Advocates clear the colour bar

2012-09-15 18:02

New Joburg group attracts top black and white professionals

A group of Johannesburg advocates has decided to strike out on its own in a bid to escape the “racial trenches” that prevail in the ­profession.

City Press can reveal some members of two of Johannesburg’s most prominent groups of advocates are planning to break away to start a new, nonracial group.

More than 40 advocates from the predominantly black Duma Nokwe Group and from the predominantly white Island Group are understood to be in the final stages of negotiating the establishment of the new group.

The breakaway groups are led by two of South Africa’s most highly regarded senior counsel, advocates Vincent Maleka and Wim Trengove.

Trengove this week said they were “determined to build a ­nonracial group that has a ­nonracial attitude”.

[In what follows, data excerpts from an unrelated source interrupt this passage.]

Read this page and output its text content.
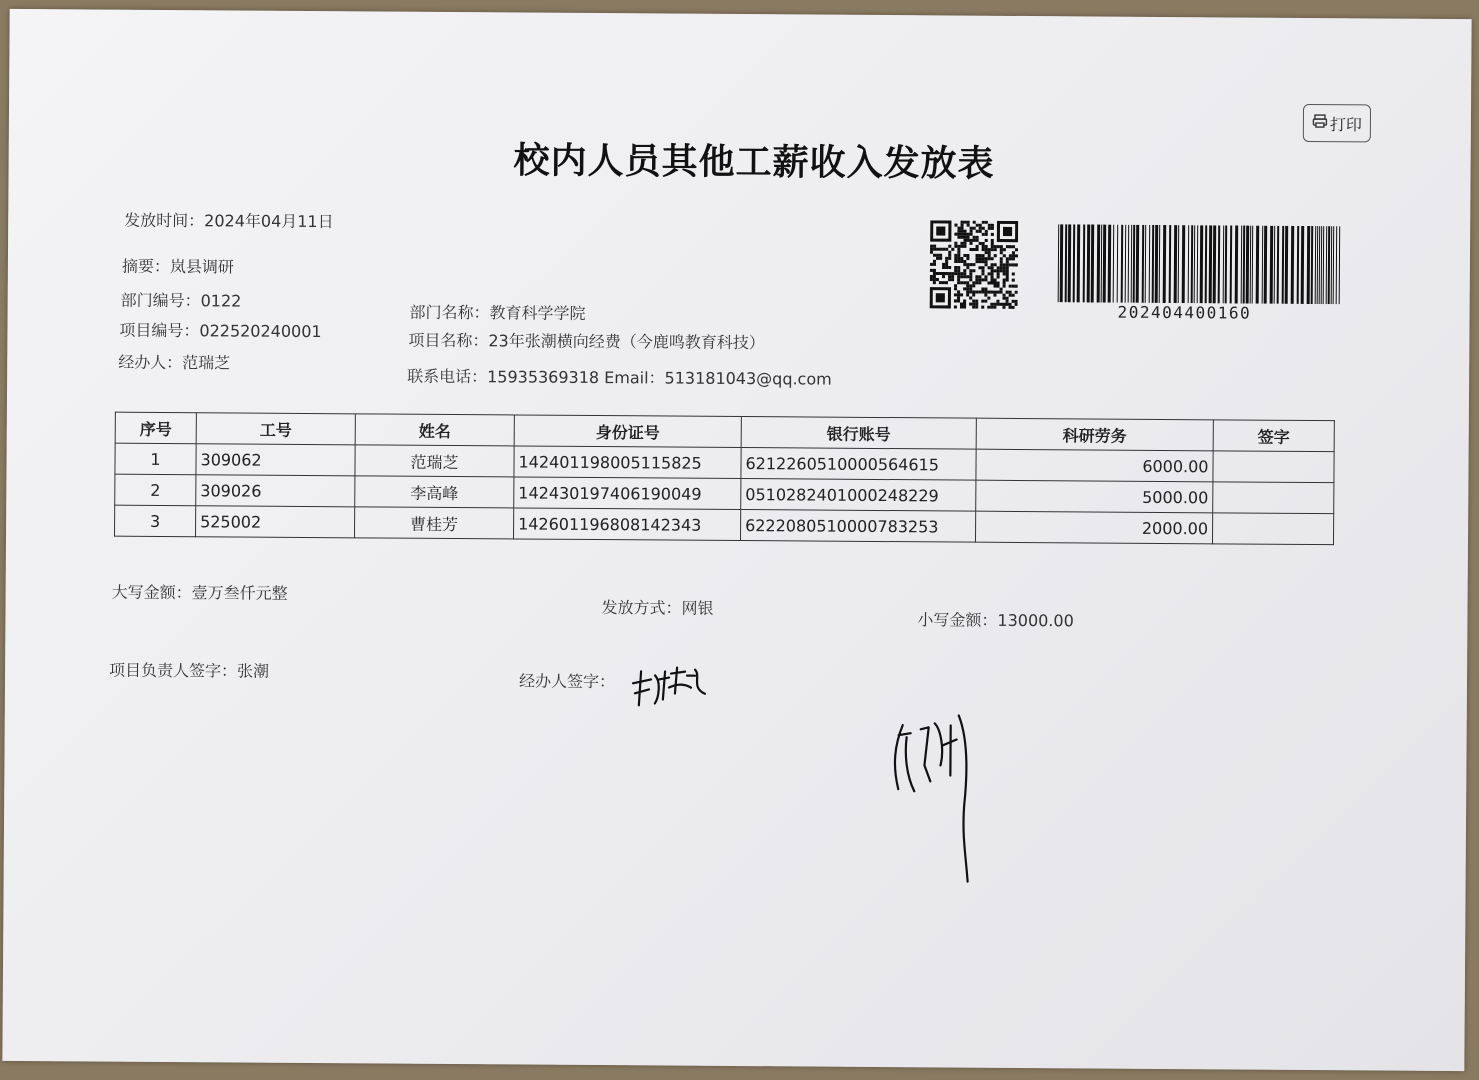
校内人员其他工薪收入发放表
打印
发放时间：2024年04月11日
摘要：岚县调研
部门编号：0122
项目编号：022520240001
经办人：范瑞芝
部门名称：教育科学学院
项目名称：23年张潮横向经费（今鹿鸣教育科技）
联系电话：15935369318 Email：513181043@qq.com
202404400160
序号	工号	姓名	身份证号	银行账号	科研劳务	签字
1	309062	范瑞芝	142401198005115825	6212260510000564615	6000.00	
2	309026	李高峰	142430197406190049	0510282401000248229	5000.00	
3	525002	曹桂芳	142601196808142343	6222080510000783253	2000.00	
大写金额：壹万叁仟元整
发放方式：网银
小写金额：13000.00
项目负责人签字：张潮
经办人签字：
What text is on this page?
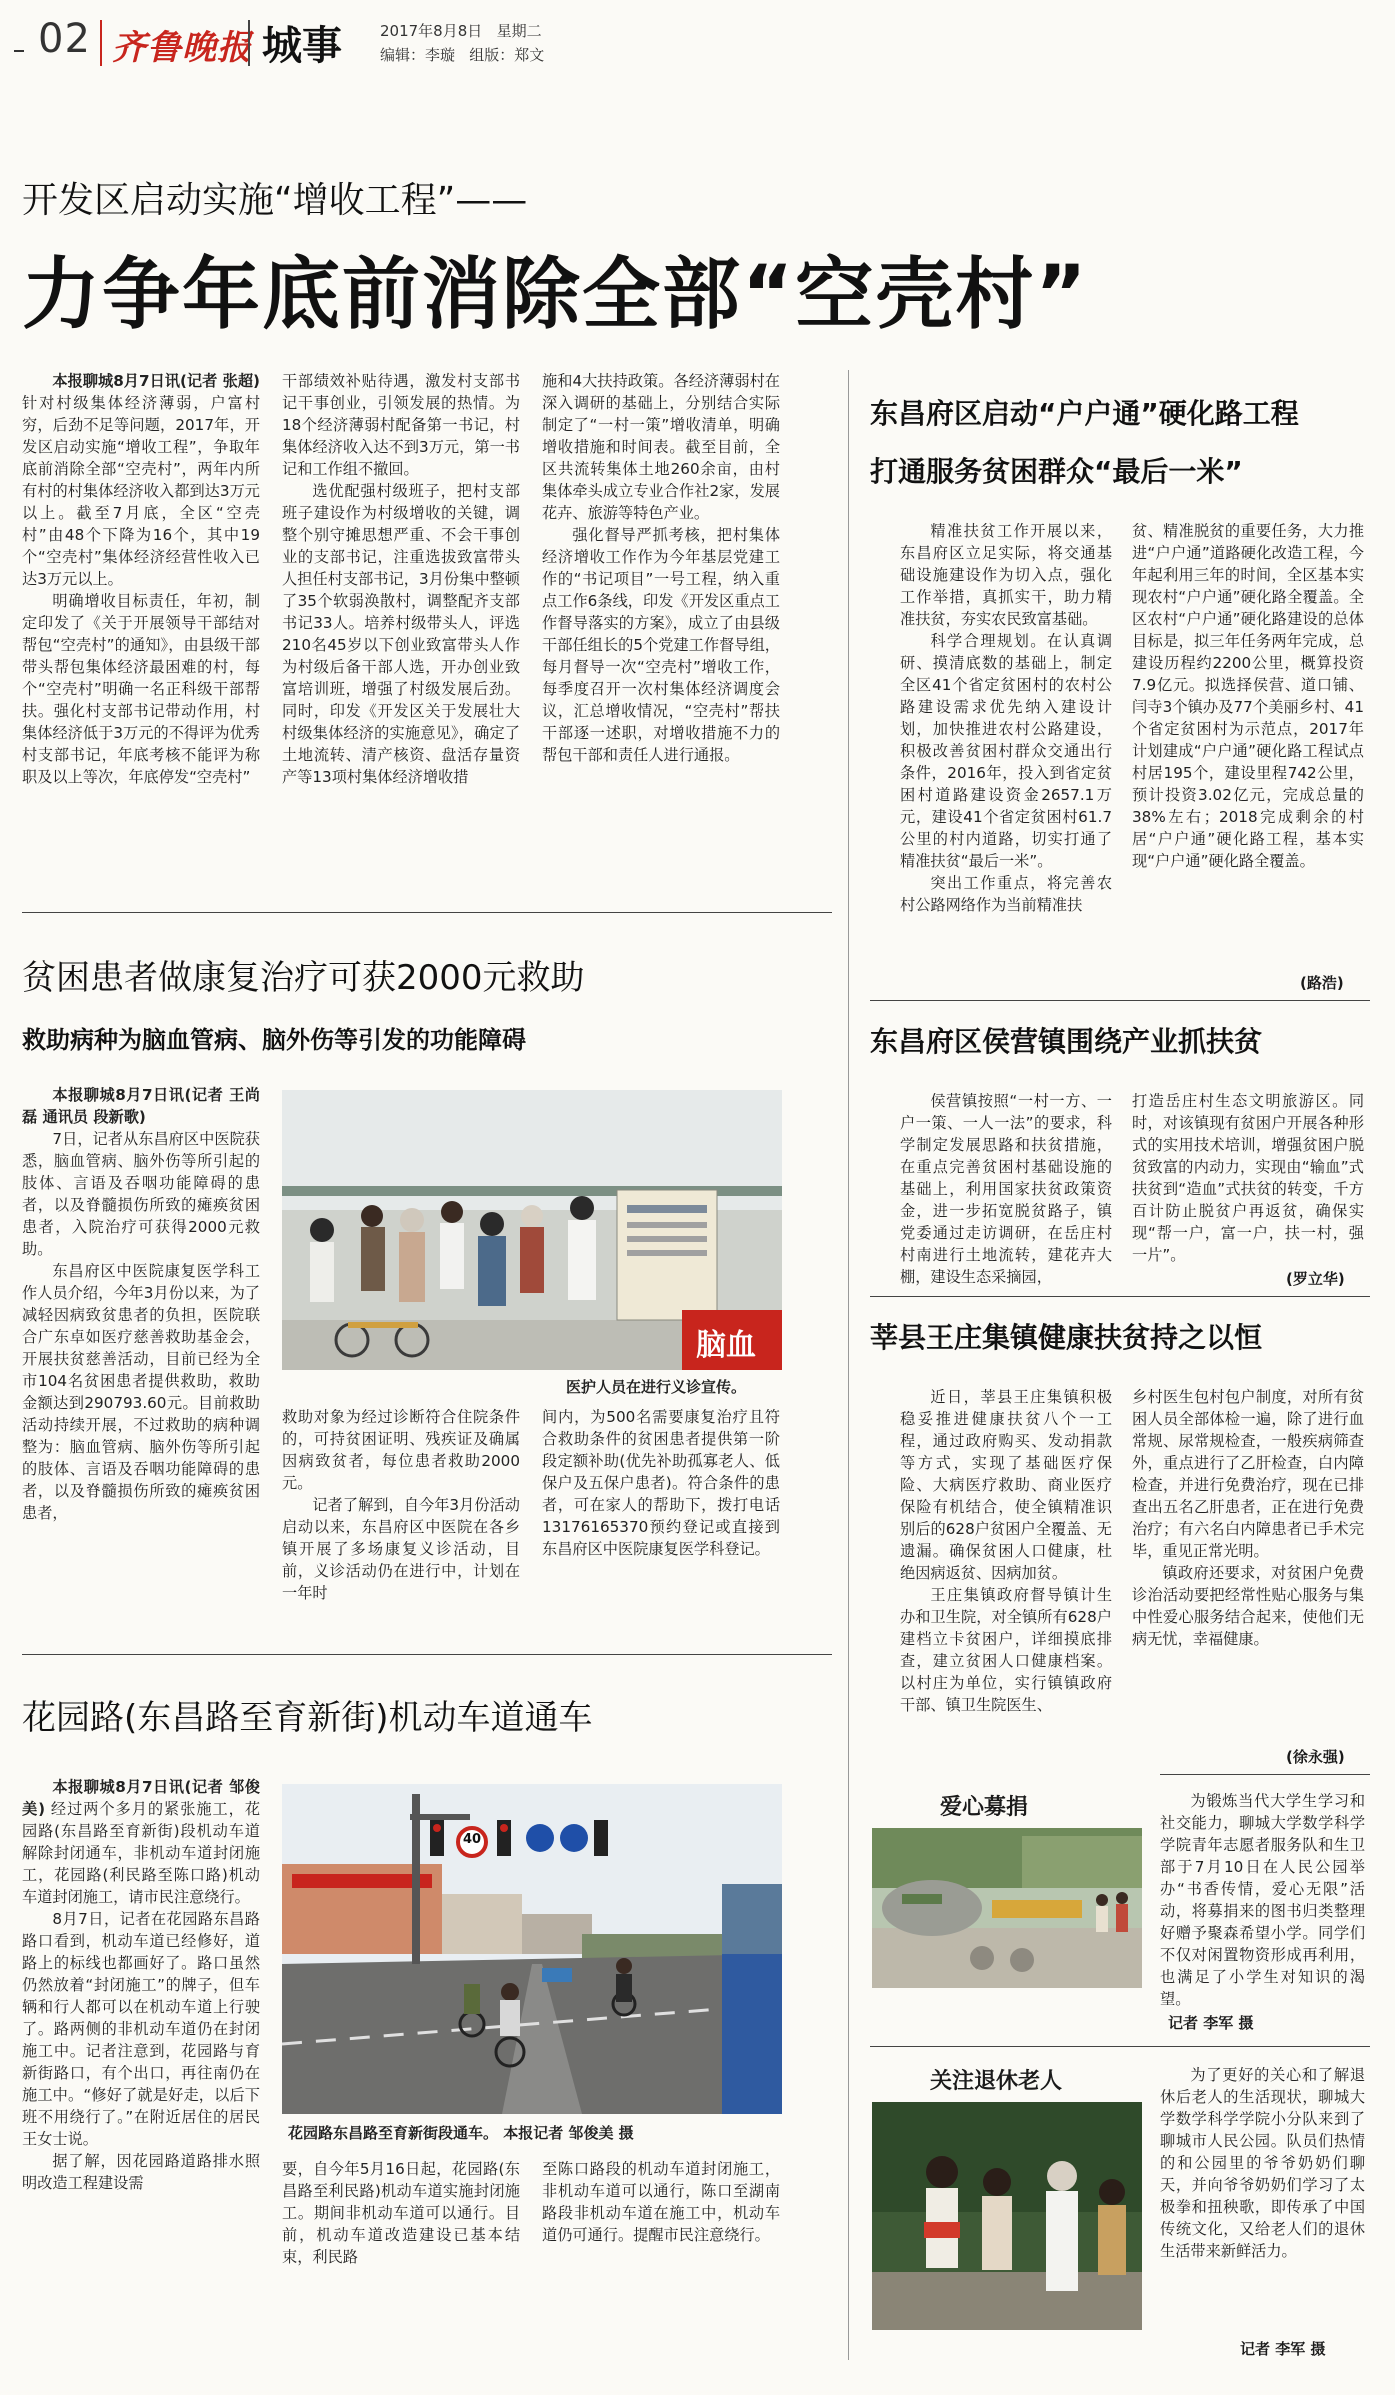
02 齐鲁晚报 城事	2017年8月8日   星期二
编辑：李璇   组版：郑文
开发区启动实施“增收工程”——
力争年底前消除全部“空壳村”

本报聊城8月7日讯(记者 张超) 针对村级集体经济薄弱，户富村穷，后劲不足等问题，2017年，开发区启动实施“增收工程”，争取年底前消除全部“空壳村”，两年内所有村的村集体经济收入都到达3万元以上。截至7月底，全区“空壳村”由48个下降为16个，其中19个“空壳村”集体经济经营性收入已达3万元以上。

明确增收目标责任，年初，制定印发了《关于开展领导干部结对帮包“空壳村”的通知》，由县级干部带头帮包集体经济最困难的村，每个“空壳村”明确一名正科级干部帮扶。强化村支部书记带动作用，村集体经济低于3万元的不得评为优秀村支部书记，年底考核不能评为称职及以上等次，年底停发“空壳村”

干部绩效补贴待遇，激发村支部书记干事创业，引领发展的热情。为18个经济薄弱村配备第一书记，村集体经济收入达不到3万元，第一书记和工作组不撤回。

选优配强村级班子，把村支部班子建设作为村级增收的关键，调整个别守摊思想严重、不会干事创业的支部书记，注重选拔致富带头人担任村支部书记，3月份集中整顿了35个软弱涣散村，调整配齐支部书记33人。培养村级带头人，评选210名45岁以下创业致富带头人作为村级后备干部人选，开办创业致富培训班，增强了村级发展后劲。同时，印发《开发区关于发展壮大村级集体经济的实施意见》，确定了土地流转、清产核资、盘活存量资产等13项村集体经济增收措

施和4大扶持政策。各经济薄弱村在深入调研的基础上，分别结合实际制定了“一村一策”增收清单，明确增收措施和时间表。截至目前，全区共流转集体土地260余亩，由村集体牵头成立专业合作社2家，发展花卉、旅游等特色产业。

强化督导严抓考核，把村集体经济增收工作作为今年基层党建工作的“书记项目”一号工程，纳入重点工作6条线，印发《开发区重点工作督导落实的方案》，成立了由县级干部任组长的5个党建工作督导组，每月督导一次“空壳村”增收工作，每季度召开一次村集体经济调度会议，汇总增收情况，“空壳村”帮扶干部逐一述职，对增收措施不力的帮包干部和责任人进行通报。

东昌府区启动“户户通”硬化路工程
打通服务贫困群众“最后一米”

精准扶贫工作开展以来，东昌府区立足实际，将交通基础设施建设作为切入点，强化工作举措，真抓实干，助力精准扶贫，夯实农民致富基础。

科学合理规划。在认真调研、摸清底数的基础上，制定全区41个省定贫困村的农村公路建设需求优先纳入建设计划，加快推进农村公路建设，积极改善贫困村群众交通出行条件，2016年，投入到省定贫困村道路建设资金2657.1万元，建设41个省定贫困村61.7公里的村内道路，切实打通了精准扶贫“最后一米”。

突出工作重点，将完善农村公路网络作为当前精准扶

贫、精准脱贫的重要任务，大力推进“户户通”道路硬化改造工程，今年起利用三年的时间，全区基本实现农村“户户通”硬化路全覆盖。全区农村“户户通”硬化路建设的总体目标是，拟三年任务两年完成，总建设历程约2200公里，概算投资7.9亿元。拟选择侯营、道口铺、闫寺3个镇办及77个美丽乡村、41个省定贫困村为示范点，2017年计划建成“户户通”硬化路工程试点村居195个，建设里程742公里，预计投资3.02亿元，完成总量的38%左右；2018完成剩余的村居“户户通”硬化路工程，基本实现“户户通”硬化路全覆盖。

(路浩)
东昌府区侯营镇围绕产业抓扶贫

侯营镇按照“一村一方、一户一策、一人一法”的要求，科学制定发展思路和扶贫措施，在重点完善贫困村基础设施的基础上，利用国家扶贫政策资金，进一步拓宽脱贫路子，镇党委通过走访调研，在岳庄村村南进行土地流转，建花卉大棚，建设生态采摘园，

打造岳庄村生态文明旅游区。同时，对该镇现有贫困户开展各种形式的实用技术培训，增强贫困户脱贫致富的内动力，实现由“输血”式扶贫到“造血”式扶贫的转变，千方百计防止脱贫户再返贫，确保实现“帮一户，富一户，扶一村，强一片”。

(罗立华)
莘县王庄集镇健康扶贫持之以恒

近日，莘县王庄集镇积极稳妥推进健康扶贫八个一工程，通过政府购买、发动捐款等方式，实现了基础医疗保险、大病医疗救助、商业医疗保险有机结合，使全镇精准识别后的628户贫困户全覆盖、无遗漏。确保贫困人口健康，杜绝因病返贫、因病加贫。

王庄集镇政府督导镇计生办和卫生院，对全镇所有628户建档立卡贫困户，详细摸底排查，建立贫困人口健康档案。以村庄为单位，实行镇镇政府干部、镇卫生院医生、

乡村医生包村包户制度，对所有贫困人员全部体检一遍，除了进行血常规、尿常规检查，一般疾病筛查外，重点进行了乙肝检查，白内障检查，并进行免费治疗，现在已排查出五名乙肝患者，正在进行免费治疗；有六名白内障患者已手术完毕，重见正常光明。

镇政府还要求，对贫困户免费诊治活动要把经常性贴心服务与集中性爱心服务结合起来，使他们无病无忧，幸福健康。

(徐永强)
爱心募捐	为锻炼当代大学生学习和社交能力，聊城大学数学科学学院青年志愿者服务队和生卫部于7月10日在人民公园举办“书香传情，爱心无限”活动，将募捐来的图书归类整理好赠予聚森希望小学。同学们不仅对闲置物资形成再利用，也满足了小学生对知识的渴望。

记者 李军 摄
关注退休老人	为了更好的关心和了解退休后老人的生活现状，聊城大学数学科学学院小分队来到了聊城市人民公园。队员们热情的和公园里的爷爷奶奶们聊天，并向爷爷奶奶们学习了太极拳和扭秧歌，即传承了中国传统文化，又给老人们的退休生活带来新鲜活力。

记者 李军 摄
贫困患者做康复治疗可获2000元救助
救助病种为脑血管病、脑外伤等引发的功能障碍

本报聊城8月7日讯(记者 王尚磊 通讯员 段新歌)

7日，记者从东昌府区中医院获悉，脑血管病、脑外伤等所引起的肢体、言语及吞咽功能障碍的患者，以及脊髓损伤所致的瘫痪贫困患者，入院治疗可获得2000元救助。

东昌府区中医院康复医学科工作人员介绍，今年3月份以来，为了减轻因病致贫患者的负担，医院联合广东卓如医疗慈善救助基金会，开展扶贫慈善活动，目前已经为全市104名贫困患者提供救助，救助金额达到290793.60元。目前救助活动持续开展，不过救助的病种调整为：脑血管病、脑外伤等所引起的肢体、言语及吞咽功能障碍的患者，以及脊髓损伤所致的瘫痪贫困患者，

脑血
医护人员在进行义诊宣传。

救助对象为经过诊断符合住院条件的，可持贫困证明、残疾证及确属因病致贫者，每位患者救助2000元。

记者了解到，自今年3月份活动启动以来，东昌府区中医院在各乡镇开展了多场康复义诊活动，目前，义诊活动仍在进行中，计划在一年时

间内，为500名需要康复治疗且符合救助条件的贫困患者提供第一阶段定额补助(优先补助孤寡老人、低保户及五保户患者)。符合条件的患者，可在家人的帮助下，拨打电话13176165370预约登记或直接到东昌府区中医院康复医学科登记。

花园路(东昌路至育新街)机动车道通车

本报聊城8月7日讯(记者 邹俊美) 经过两个多月的紧张施工，花园路(东昌路至育新街)段机动车道解除封闭通车，非机动车道封闭施工，花园路(利民路至陈口路)机动车道封闭施工，请市民注意绕行。

8月7日，记者在花园路东昌路路口看到，机动车道已经修好，道路上的标线也都画好了。路口虽然仍然放着“封闭施工”的牌子，但车辆和行人都可以在机动车道上行驶了。路两侧的非机动车道仍在封闭施工中。记者注意到，花园路与育新街路口，有个出口，再往南仍在施工中。“修好了就是好走，以后下班不用绕行了。”在附近居住的居民王女士说。

据了解，因花园路道路排水照明改造工程建设需

40
花园路东昌路至育新街段通车。 本报记者 邹俊美 摄

要，自今年5月16日起，花园路(东昌路至利民路)机动车道实施封闭施工。期间非机动车道可以通行。目前，机动车道改造建设已基本结束，利民路

至陈口路段的机动车道封闭施工，非机动车道可以通行，陈口至湖南路段非机动车道在施工中，机动车道仍可通行。提醒市民注意绕行。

“What we realise is it can’t be the white way or the black way. It will have to be a third way,” said ­Trengove.

Maleka said the purpose of the group was to go “beyond talking about empowerment”.

Among the chief priorities for the new group would be ensuring there was a space for new advocates to make a living and to learn crucial ­advocacy skills, said Maleka.

“The idea is to try and promote in-house advocacy training, including appeal advocacy and trial advocacy, in a way that guarantees the transfer and sustainability of advocacy skills.”

He said the group would also strive to be a “destination of choice” for pro bono (free) work.

Maleka admitted the project was “highly ambitious” and he had not overlooked the difficulties.

This is evidenced by the opposition the new group has already faced from what are considered more  conservative factions.

Trengove, chief executive of Island, tried to bring his entire group to the new one, but the resolution did not enjoy majority support.

As it stands, only 18 members of Island will leave with Trengove.

Advocate Mike Hellens is one of those who opposed the move.

Hellens told City Press this was because it would mean a move to an expensive Sandton building.

“Quite frankly, you don’t need to start out life as a junior (advocate), especially a black junior, in one of the most expensive buildings in Sandton.

“People might dress it up as a ­racial issue, of conservative and progressive, but it’s really not.”

Advocate Patric Mtshaulana will not be leaving Duma Nokwe to join the new group, but said this did not mean he did not support it.

“It is ushering in a new era in which senior white advocates are taking it upon themselves to ­transfer skills to black advocates as well as white advocates,” said Mtshaulana.

It is understood about 30 members of Duma Nokwe will be ­leaving for the new group, ­although some are still making up their minds.

One of the most significant sticking points that remain between those splitting from Island and Duma Nokwe is a proposed ownership stake in the new premises.

Maleka has denied claims that he owns any part of the new building, but said the Duma Nokwe group wanted the new group to buy a one-third share in the building.

Breakaway members from Island are opposed to this, but ­negotiations are still under way.

If successful, the move to ­establish a new group is likely to drastically alter the face of the ­profession in Johannesburg.

Trengove said a number of independent advocates and members of other groupings had already indicated their willingness to join the new group, bringing the approximate number of members to 65.

Included among the ranks of the new group are respected advocates Gilbert Marcus, Vas Soni, Alfred Cockerell, Phillip Mokoena, Tony Rubens, Lindi Nkosi-Thomas, Kgomotso Moroka and Les Morison.